We pulled into our new home, ushering us into a new season of sorts. Little did we know it wasn’t only for us but for all of us, all over the world.
It was our third move in 9 months of marriage. We had moved all over the country, hopping from town to town every few months. My husband was in medical school and his training sent him to work in community hospitals all throughout Uganda. Each move brought its own set of joys and challenges—a new community, new people, new language, and new options for food choices or at times a lack thereof.
A few days after we moved in, we had our first lockdown in Uganda. Those first few days we got to know our neighbors. I chatted with the wife, standing six feet apart: her on the veranda while I scrubbed my shoes in the grass. A few days later we met our neighbor’s house helper who cleaned their home. She was a kind woman who shared with us that her daughter also needed a job, so we decided to take her up on her offer to help us wash our clothes.
The Lord used them to open my eyes to more of the real effects of the pandemic on the people in Uganda. It was one thing for me to watch the nightly news as I tried to grasp the reality of what was taking place in my new home, always asking my husband a million questions. But, it was a whole other thing to have this new friend of mine sharing the reality of what her neighbors were experiencing. It was as if I was watching my passport country of America through a muddled rear-view mirror. I tried to grapple with the varying realties of these two places, both very near to my heart and at the same time somehow both very far away.
Together my husband and I talked about how best we could tangibly serve our neighbors. These new friends of ours helped us to see that people, hundreds of people, just ten minutes from our home were running out of food. We packed up bags of some staple foods in Uganda and began distributing them.

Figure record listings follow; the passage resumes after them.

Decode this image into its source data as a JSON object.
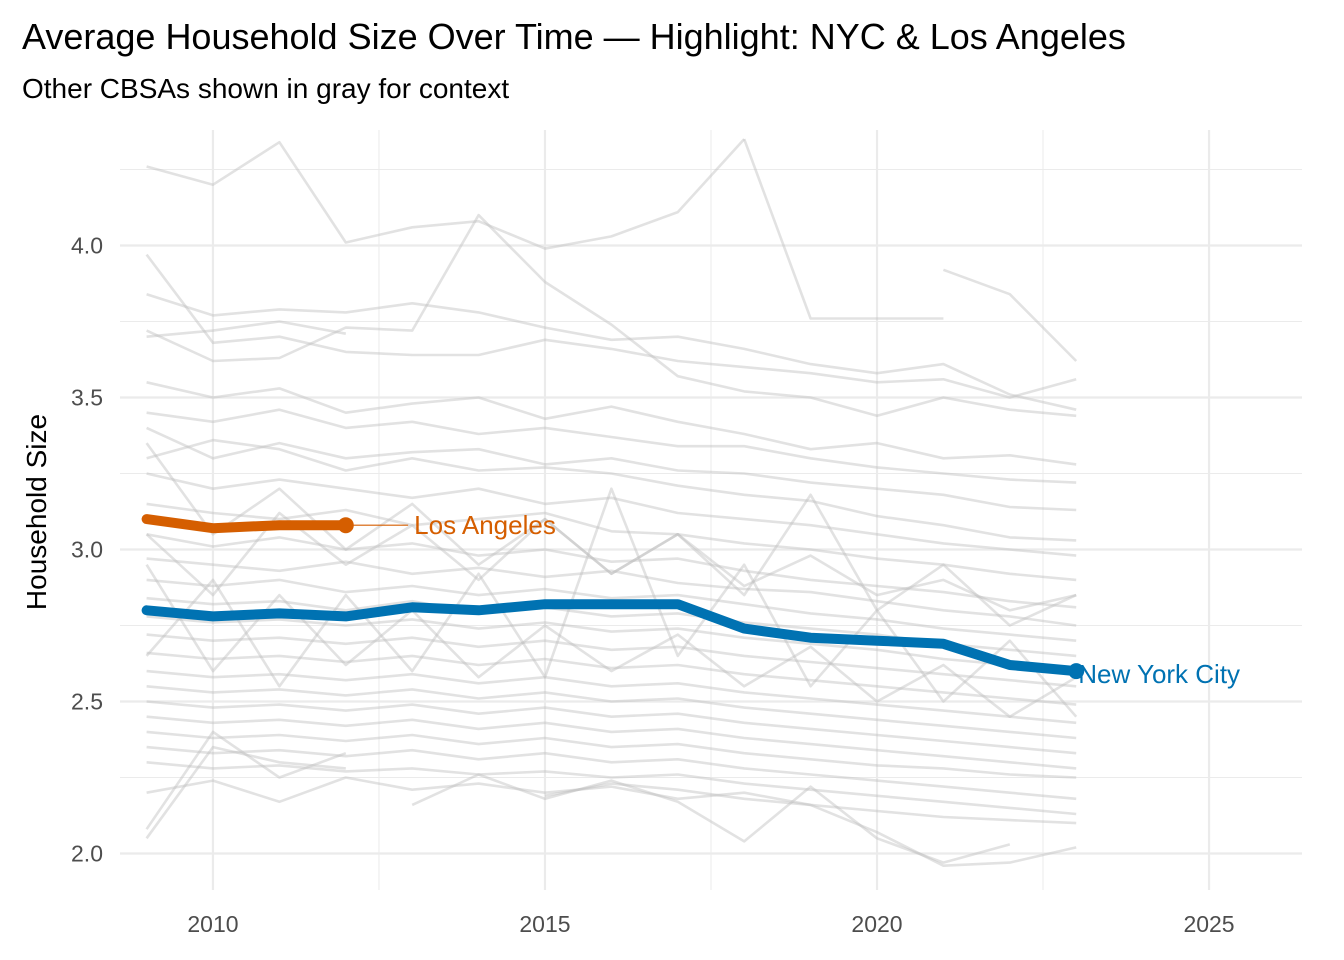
{
  "chart_data": {
    "type": "line",
    "title": "Average Household Size Over Time — Highlight: NYC & Los Angeles",
    "subtitle": "Other CBSAs shown in gray for context",
    "xlabel": "",
    "ylabel": "Household Size",
    "xlim": [
      2008.6,
      2026.4
    ],
    "ylim": [
      1.88,
      4.38
    ],
    "x_ticks": [
      2010,
      2015,
      2020,
      2025
    ],
    "y_ticks": [
      2.0,
      2.5,
      3.0,
      3.5,
      4.0
    ],
    "y_tick_labels": [
      "2.0",
      "2.5",
      "3.0",
      "3.5",
      "4.0"
    ],
    "grid": true,
    "legend": "none",
    "colors": {
      "background_series": "#BEBEBE",
      "new_york_city": "#0072B2",
      "los_angeles": "#D55E00",
      "grid": "#EBEBEB",
      "tick_text": "#4D4D4D"
    },
    "highlight_series": [
      {
        "name": "Los Angeles",
        "color": "#D55E00",
        "x": [
          2009,
          2010,
          2011,
          2012
        ],
        "values": [
          3.1,
          3.07,
          3.08,
          3.08
        ]
      },
      {
        "name": "New York City",
        "color": "#0072B2",
        "x": [
          2009,
          2010,
          2011,
          2012,
          2013,
          2014,
          2015,
          2016,
          2017,
          2018,
          2019,
          2020,
          2021,
          2022,
          2023
        ],
        "values": [
          2.8,
          2.78,
          2.79,
          2.78,
          2.81,
          2.8,
          2.82,
          2.82,
          2.82,
          2.74,
          2.71,
          2.7,
          2.69,
          2.62,
          2.6
        ]
      }
    ],
    "context_series": [
      {
        "x": [
          2009,
          2010,
          2011,
          2012,
          2013,
          2014,
          2015,
          2016,
          2017,
          2018
        ],
        "values": [
          4.26,
          4.2,
          4.34,
          4.01,
          4.06,
          4.08,
          3.99,
          4.03,
          4.11,
          4.35
        ]
      },
      {
        "x": [
          2018,
          2019,
          2020,
          2021
        ],
        "values": [
          4.35,
          3.76,
          3.76,
          3.76
        ]
      },
      {
        "x": [
          2021,
          2022,
          2023
        ],
        "values": [
          3.92,
          3.84,
          3.62
        ]
      },
      {
        "x": [
          2009,
          2010,
          2011,
          2012,
          2013,
          2014,
          2015,
          2016,
          2017,
          2018,
          2019,
          2020,
          2021,
          2022,
          2023
        ],
        "values": [
          3.97,
          3.68,
          3.7,
          3.65,
          3.64,
          3.64,
          3.69,
          3.66,
          3.62,
          3.6,
          3.58,
          3.55,
          3.56,
          3.5,
          3.56
        ]
      },
      {
        "x": [
          2009,
          2010,
          2011,
          2012,
          2013,
          2014,
          2015,
          2016,
          2017,
          2018,
          2019,
          2020,
          2021,
          2022,
          2023
        ],
        "values": [
          3.84,
          3.77,
          3.79,
          3.78,
          3.81,
          3.78,
          3.73,
          3.69,
          3.7,
          3.66,
          3.61,
          3.58,
          3.61,
          3.51,
          3.46
        ]
      },
      {
        "x": [
          2009,
          2010,
          2011,
          2012,
          2013,
          2014,
          2015,
          2016,
          2017,
          2018,
          2019,
          2020,
          2021,
          2022,
          2023
        ],
        "values": [
          3.72,
          3.62,
          3.63,
          3.73,
          3.72,
          4.1,
          3.88,
          3.74,
          3.57,
          3.52,
          3.5,
          3.44,
          3.5,
          3.46,
          3.44
        ]
      },
      {
        "x": [
          2009,
          2010,
          2011,
          2012
        ],
        "values": [
          3.7,
          3.72,
          3.75,
          3.71
        ]
      },
      {
        "x": [
          2009,
          2010,
          2011,
          2012,
          2013,
          2014,
          2015,
          2016,
          2017,
          2018,
          2019,
          2020,
          2021,
          2022,
          2023
        ],
        "values": [
          3.55,
          3.5,
          3.53,
          3.45,
          3.48,
          3.5,
          3.43,
          3.47,
          3.42,
          3.38,
          3.33,
          3.35,
          3.3,
          3.31,
          3.28
        ]
      },
      {
        "x": [
          2009,
          2010,
          2011,
          2012,
          2013,
          2014,
          2015,
          2016,
          2017,
          2018,
          2019,
          2020,
          2021,
          2022,
          2023
        ],
        "values": [
          3.45,
          3.42,
          3.46,
          3.4,
          3.42,
          3.38,
          3.4,
          3.37,
          3.34,
          3.34,
          3.3,
          3.27,
          3.25,
          3.23,
          3.22
        ]
      },
      {
        "x": [
          2009,
          2010,
          2011,
          2012,
          2013,
          2014,
          2015,
          2016,
          2017,
          2018,
          2019,
          2020,
          2021,
          2022,
          2023
        ],
        "values": [
          3.4,
          3.3,
          3.35,
          3.3,
          3.32,
          3.33,
          3.28,
          3.3,
          3.26,
          3.25,
          3.22,
          3.2,
          3.18,
          3.14,
          3.13
        ]
      },
      {
        "x": [
          2009,
          2010,
          2011,
          2012,
          2013,
          2014,
          2015,
          2016,
          2017,
          2018,
          2019,
          2020,
          2021,
          2022,
          2023
        ],
        "values": [
          3.3,
          3.36,
          3.33,
          3.26,
          3.3,
          3.26,
          3.27,
          3.25,
          3.21,
          3.18,
          3.16,
          3.11,
          3.08,
          3.04,
          3.03
        ]
      },
      {
        "x": [
          2009,
          2010,
          2011,
          2012,
          2013,
          2014,
          2015,
          2016,
          2017,
          2018,
          2019,
          2020,
          2021,
          2022,
          2023
        ],
        "values": [
          3.25,
          3.2,
          3.23,
          3.2,
          3.17,
          3.2,
          3.15,
          3.17,
          3.12,
          3.1,
          3.08,
          3.05,
          3.02,
          3.0,
          2.98
        ]
      },
      {
        "x": [
          2009,
          2010,
          2011,
          2012,
          2013,
          2014,
          2015,
          2016,
          2017,
          2018,
          2019,
          2020,
          2021,
          2022,
          2023
        ],
        "values": [
          3.15,
          3.12,
          3.1,
          3.13,
          3.08,
          3.1,
          3.12,
          3.06,
          3.05,
          3.02,
          3.0,
          2.97,
          2.95,
          2.92,
          2.9
        ]
      },
      {
        "x": [
          2009,
          2010,
          2011,
          2012,
          2013,
          2014,
          2015,
          2016,
          2017,
          2018,
          2019,
          2020,
          2021,
          2022,
          2023
        ],
        "values": [
          3.05,
          3.01,
          3.04,
          3.0,
          3.02,
          2.98,
          3.0,
          2.96,
          2.97,
          2.93,
          2.9,
          2.88,
          2.86,
          2.83,
          2.81
        ]
      },
      {
        "x": [
          2009,
          2010,
          2011,
          2012,
          2013,
          2014,
          2015,
          2016,
          2017,
          2018,
          2019,
          2020,
          2021,
          2022,
          2023
        ],
        "values": [
          2.97,
          2.95,
          2.93,
          2.96,
          2.92,
          2.94,
          2.91,
          2.93,
          2.89,
          2.87,
          2.86,
          2.83,
          2.8,
          2.78,
          2.75
        ]
      },
      {
        "x": [
          2009,
          2010,
          2011,
          2012,
          2013,
          2014,
          2015,
          2016,
          2017,
          2018,
          2019,
          2020,
          2021,
          2022,
          2023
        ],
        "values": [
          2.9,
          2.88,
          2.9,
          2.86,
          2.88,
          2.85,
          2.87,
          2.84,
          2.85,
          2.82,
          2.79,
          2.77,
          2.74,
          2.72,
          2.7
        ]
      },
      {
        "x": [
          2009,
          2010,
          2011,
          2012,
          2013,
          2014,
          2015,
          2016,
          2017,
          2018,
          2019,
          2020,
          2021,
          2022,
          2023
        ],
        "values": [
          2.84,
          2.82,
          2.83,
          2.8,
          2.83,
          2.79,
          2.81,
          2.78,
          2.79,
          2.76,
          2.74,
          2.72,
          2.69,
          2.67,
          2.65
        ]
      },
      {
        "x": [
          2009,
          2010,
          2011,
          2012,
          2013,
          2014,
          2015,
          2016,
          2017,
          2018,
          2019,
          2020,
          2021,
          2022,
          2023
        ],
        "values": [
          2.78,
          2.76,
          2.77,
          2.75,
          2.77,
          2.74,
          2.76,
          2.73,
          2.74,
          2.71,
          2.69,
          2.67,
          2.64,
          2.62,
          2.6
        ]
      },
      {
        "x": [
          2009,
          2010,
          2011,
          2012,
          2013,
          2014,
          2015,
          2016,
          2017,
          2018,
          2019,
          2020,
          2021,
          2022,
          2023
        ],
        "values": [
          2.72,
          2.7,
          2.71,
          2.69,
          2.71,
          2.68,
          2.7,
          2.67,
          2.68,
          2.65,
          2.63,
          2.61,
          2.59,
          2.57,
          2.55
        ]
      },
      {
        "x": [
          2009,
          2010,
          2011,
          2012,
          2013,
          2014,
          2015,
          2016,
          2017,
          2018,
          2019,
          2020,
          2021,
          2022,
          2023
        ],
        "values": [
          2.66,
          2.64,
          2.65,
          2.63,
          2.65,
          2.62,
          2.64,
          2.61,
          2.62,
          2.59,
          2.57,
          2.55,
          2.53,
          2.51,
          2.49
        ]
      },
      {
        "x": [
          2009,
          2010,
          2011,
          2012,
          2013,
          2014,
          2015,
          2016,
          2017,
          2018,
          2019,
          2020,
          2021,
          2022,
          2023
        ],
        "values": [
          2.6,
          2.58,
          2.59,
          2.57,
          2.59,
          2.56,
          2.58,
          2.55,
          2.56,
          2.53,
          2.51,
          2.49,
          2.47,
          2.45,
          2.43
        ]
      },
      {
        "x": [
          2009,
          2010,
          2011,
          2012,
          2013,
          2014,
          2015,
          2016,
          2017,
          2018,
          2019,
          2020,
          2021,
          2022,
          2023
        ],
        "values": [
          2.55,
          2.53,
          2.54,
          2.52,
          2.54,
          2.51,
          2.53,
          2.5,
          2.51,
          2.48,
          2.46,
          2.44,
          2.42,
          2.4,
          2.38
        ]
      },
      {
        "x": [
          2009,
          2010,
          2011,
          2012,
          2013,
          2014,
          2015,
          2016,
          2017,
          2018,
          2019,
          2020,
          2021,
          2022,
          2023
        ],
        "values": [
          2.5,
          2.48,
          2.49,
          2.47,
          2.49,
          2.46,
          2.48,
          2.45,
          2.46,
          2.43,
          2.41,
          2.39,
          2.37,
          2.35,
          2.33
        ]
      },
      {
        "x": [
          2009,
          2010,
          2011,
          2012,
          2013,
          2014,
          2015,
          2016,
          2017,
          2018,
          2019,
          2020,
          2021,
          2022,
          2023
        ],
        "values": [
          2.45,
          2.43,
          2.44,
          2.42,
          2.44,
          2.41,
          2.43,
          2.4,
          2.41,
          2.38,
          2.36,
          2.34,
          2.32,
          2.3,
          2.28
        ]
      },
      {
        "x": [
          2009,
          2010,
          2011,
          2012,
          2013,
          2014,
          2015,
          2016,
          2017,
          2018,
          2019,
          2020,
          2021,
          2022,
          2023
        ],
        "values": [
          2.4,
          2.38,
          2.39,
          2.37,
          2.39,
          2.36,
          2.38,
          2.35,
          2.36,
          2.33,
          2.31,
          2.29,
          2.28,
          2.26,
          2.25
        ]
      },
      {
        "x": [
          2009,
          2010,
          2011,
          2012,
          2013,
          2014,
          2015,
          2016,
          2017,
          2018,
          2019,
          2020,
          2021,
          2022,
          2023
        ],
        "values": [
          2.35,
          2.33,
          2.34,
          2.32,
          2.34,
          2.31,
          2.33,
          2.3,
          2.31,
          2.28,
          2.26,
          2.24,
          2.22,
          2.2,
          2.18
        ]
      },
      {
        "x": [
          2009,
          2010,
          2011,
          2012,
          2013,
          2014,
          2015,
          2016,
          2017,
          2018,
          2019,
          2020,
          2021,
          2022,
          2023
        ],
        "values": [
          2.3,
          2.28,
          2.29,
          2.27,
          2.28,
          2.26,
          2.27,
          2.25,
          2.26,
          2.23,
          2.21,
          2.19,
          2.17,
          2.15,
          2.13
        ]
      },
      {
        "x": [
          2009,
          2010,
          2011,
          2012,
          2013,
          2014,
          2015,
          2016,
          2017,
          2018,
          2019,
          2020,
          2021,
          2022,
          2023
        ],
        "values": [
          2.2,
          2.24,
          2.17,
          2.25,
          2.21,
          2.23,
          2.2,
          2.22,
          2.18,
          2.2,
          2.16,
          2.14,
          2.12,
          2.11,
          2.1
        ]
      },
      {
        "x": [
          2009,
          2010,
          2011,
          2012
        ],
        "values": [
          2.05,
          2.35,
          2.3,
          2.28
        ]
      },
      {
        "x": [
          2009,
          2010,
          2011,
          2012
        ],
        "values": [
          2.08,
          2.4,
          2.25,
          2.33
        ]
      },
      {
        "x": [
          2013,
          2014,
          2015,
          2016,
          2017,
          2018,
          2019,
          2020,
          2021,
          2022
        ],
        "values": [
          2.16,
          2.26,
          2.18,
          2.24,
          2.17,
          2.04,
          2.22,
          2.05,
          1.97,
          2.03
        ]
      },
      {
        "x": [
          2015,
          2016,
          2017,
          2018,
          2019,
          2020,
          2021,
          2022,
          2023
        ],
        "values": [
          2.19,
          2.23,
          2.21,
          2.18,
          2.16,
          2.07,
          1.96,
          1.97,
          2.02
        ]
      },
      {
        "x": [
          2009,
          2010,
          2011,
          2012,
          2013,
          2014,
          2015,
          2016,
          2017,
          2018,
          2019,
          2020,
          2021,
          2022,
          2023
        ],
        "values": [
          3.05,
          2.85,
          3.12,
          2.95,
          3.08,
          2.9,
          3.1,
          2.92,
          3.05,
          2.85,
          3.18,
          2.8,
          2.95,
          2.75,
          2.85
        ]
      },
      {
        "x": [
          2009,
          2010,
          2011,
          2012,
          2013,
          2014,
          2015,
          2016,
          2017,
          2018,
          2019,
          2020,
          2021,
          2022,
          2023
        ],
        "values": [
          2.65,
          2.9,
          2.55,
          2.85,
          2.6,
          2.92,
          2.58,
          3.2,
          2.65,
          2.95,
          2.55,
          2.8,
          2.5,
          2.7,
          2.45
        ]
      },
      {
        "x": [
          2009,
          2010,
          2011,
          2012,
          2013,
          2014,
          2015,
          2016,
          2017,
          2018,
          2019,
          2020,
          2021,
          2022,
          2023
        ],
        "values": [
          3.35,
          3.05,
          3.2,
          3.0,
          3.15,
          2.95,
          3.1,
          2.92,
          3.05,
          2.88,
          2.98,
          2.85,
          2.9,
          2.8,
          2.85
        ]
      },
      {
        "x": [
          2009,
          2010,
          2011,
          2012,
          2013,
          2014,
          2015,
          2016,
          2017,
          2018,
          2019,
          2020,
          2021,
          2022,
          2023
        ],
        "values": [
          2.95,
          2.6,
          2.85,
          2.62,
          2.8,
          2.58,
          2.75,
          2.6,
          2.72,
          2.55,
          2.68,
          2.5,
          2.62,
          2.45,
          2.58
        ]
      }
    ],
    "annotations": [
      {
        "text": "Los Angeles",
        "color": "#D55E00",
        "x": 2013.0,
        "y": 3.08
      },
      {
        "text": "New York City",
        "color": "#0072B2",
        "x": 2023.0,
        "y": 2.59
      }
    ]
  }
}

But, what I still can’t stop thinking about is the way that village showed up for one another through the distributing of the food. While we had purchased enough food to feed a few hundred people, the community members of this village saw how there were more in need than there was food available. Just as quickly as we began distributing the twenty-pound bags of food, they began splitting open the bags to make their own smaller bags of food. Twenty-pound turned into ten pounds and then ten to five, in order to feed more of their own people who they knew were hungry, too.
Years ago, my church had this phrase written on its walls, “Find a need and fill it. Find a hurt and heal it.” This is exactly what these Ugandan people were doing, for their own.
Jesus says in Matthew 25:34-40 (ESV):
“Then the King will say to those on his right, ‘Come, you who are blessed by my Father, inherit the kingdom prepared for you from the foundation of the world. For I was hungry and you gave me food, I was thirsty and you gave me drink, I was a stranger and you welcomed me, I was naked and you clothed me, I was sick and you visited me, I was in prison and you came to me.’
Then the righteous will answer him, saying, ‘Lord, when did we see you hungry and feed you, or thirsty and give you drink? And when did we see you a stranger and welcome you, or naked and clothe you? And when did we see you sick or in prison and visit you?’ And the King will answer them, ‘Truly, I say to you, as you did it to one of the least of these my brothers, you did it to me.”
We watched as our new Ugandan neighbors were living this truth out—giving what they had to one another, doing it unto Jesus himself. And through them we were blessed to be part of that too, loving the least of these, all of us doing it unto the King.
This past year has been full of darkness, trials, pain and suffering across the globe. But, it’s also been full of beauty and light. All around us. We look up, look out, and look into the eyes of the One who always promises beauty for ashes, hope in sorrow, and that something far better awaits each of us who call Christ our Lord.
I’m thankful for this small village and how they planted a seed of hope in my heart as I watched them love their people in their own time of need. There’s certainly still trials, pain, corruption, and suffering. Even as I write this, we’re back in another country-wide lockdown. But, I want to be the one who looks out for the light in the midst of the darkness. The one who, like our Ugandan neighbors, finds needs and fills them, finds hurts and heals them. In a pandemic and out of a pandemic. One day at a time.
How have the people around you planted hope in your heart in the midst of the pandemic?